Many over-the-counter and prescription medications increase the skin’s sensitivity to UV rays. As a result, taking certain medications might cause a serious sunburn in minutes. Read all medicine labels carefully and reapply sunscreen as needed.

5. Eat Sensibly

At festivals, there are a plethora of delectable but less-than-nutritious food options. Eat a large breakfast with enough protein to stay full and energized throughout the day.

To help you maintain your energy levels and keep dancing and grooving throughout the day, look for lighter menu options from food vendors. If something is crispy, it’s a codeword for a stay away. It’s unmistakably fried, and it’s most likely heavy in fat and calories. Anything with a lot of sauce on it, such as a cream or hollandaise sauce, will be high in calories. Sandwiches, yogurt, and fresh fruit, as All of these foods, as well as grilled or boiled chicken or seafood, are healthful choices.

Bringing healthy snacks to festivals that allow outside food will help you avoid overindulging in high-calorie, high-fat foods.

Snacks that are excellent to have include:

Fruit that has already been washed (apples, pears, bananas, or grapes)

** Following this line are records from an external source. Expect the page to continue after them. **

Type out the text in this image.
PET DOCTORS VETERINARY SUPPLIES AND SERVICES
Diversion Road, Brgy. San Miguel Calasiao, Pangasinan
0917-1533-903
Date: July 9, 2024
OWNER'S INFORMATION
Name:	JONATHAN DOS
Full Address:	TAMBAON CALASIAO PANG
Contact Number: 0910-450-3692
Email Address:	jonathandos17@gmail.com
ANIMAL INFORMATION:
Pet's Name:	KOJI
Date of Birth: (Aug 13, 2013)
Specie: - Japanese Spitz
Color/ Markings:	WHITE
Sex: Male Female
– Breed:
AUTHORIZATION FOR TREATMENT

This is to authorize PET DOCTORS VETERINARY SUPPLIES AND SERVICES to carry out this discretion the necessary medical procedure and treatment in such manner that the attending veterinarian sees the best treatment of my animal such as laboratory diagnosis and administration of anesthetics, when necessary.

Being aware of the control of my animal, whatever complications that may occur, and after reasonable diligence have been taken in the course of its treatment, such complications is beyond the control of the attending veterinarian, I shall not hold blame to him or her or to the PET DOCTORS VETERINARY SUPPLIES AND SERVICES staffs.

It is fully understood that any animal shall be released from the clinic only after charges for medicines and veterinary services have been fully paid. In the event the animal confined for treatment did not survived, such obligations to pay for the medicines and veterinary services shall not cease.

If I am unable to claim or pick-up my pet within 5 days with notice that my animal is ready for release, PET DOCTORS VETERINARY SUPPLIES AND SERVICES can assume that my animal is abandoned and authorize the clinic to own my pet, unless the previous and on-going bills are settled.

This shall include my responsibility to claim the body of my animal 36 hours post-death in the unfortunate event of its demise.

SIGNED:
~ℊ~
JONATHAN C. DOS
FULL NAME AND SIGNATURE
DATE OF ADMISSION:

  • Whole-grain crackers or pretzels
  • Whole-grain bagels
  • Plain popcorn
  • Fig bars
  • Baby carrots or ready-cut raw veggies
  • Dried fruit
  • Unsalted, raw nuts or seeds
  • Homemade trail mix

6. Pace Yourself

It’s vital to remember that this is a race, not a sprint. You are more likely to be hurt or have an accident if you drink because alcohol impairs sensory perceptions, judgment, and reaction time.

If you want to drink alcohol, you can do so in the following ways:

  • Before you start drinking, determine a safe limit for yourself.
  • Give your keys to someone who isn’t going to drink. If you don’t seem competent in driving, give him permission to keep the keys.
  • Don’t drink if you’re hungry. This will slow the absorption of alcohol into your body.

7. Take care of yourself 

The most compelling argument for drug testing at music festivals is that it has the potential to save lives. Second, it could be a tool to generate behavioral and attitude changes that are resistant to other, harsher approaches. Furthermore, it looks that testing or the availability of MDMA testing kits encourages caution, which is a good thing when it comes to illicit drug use in general.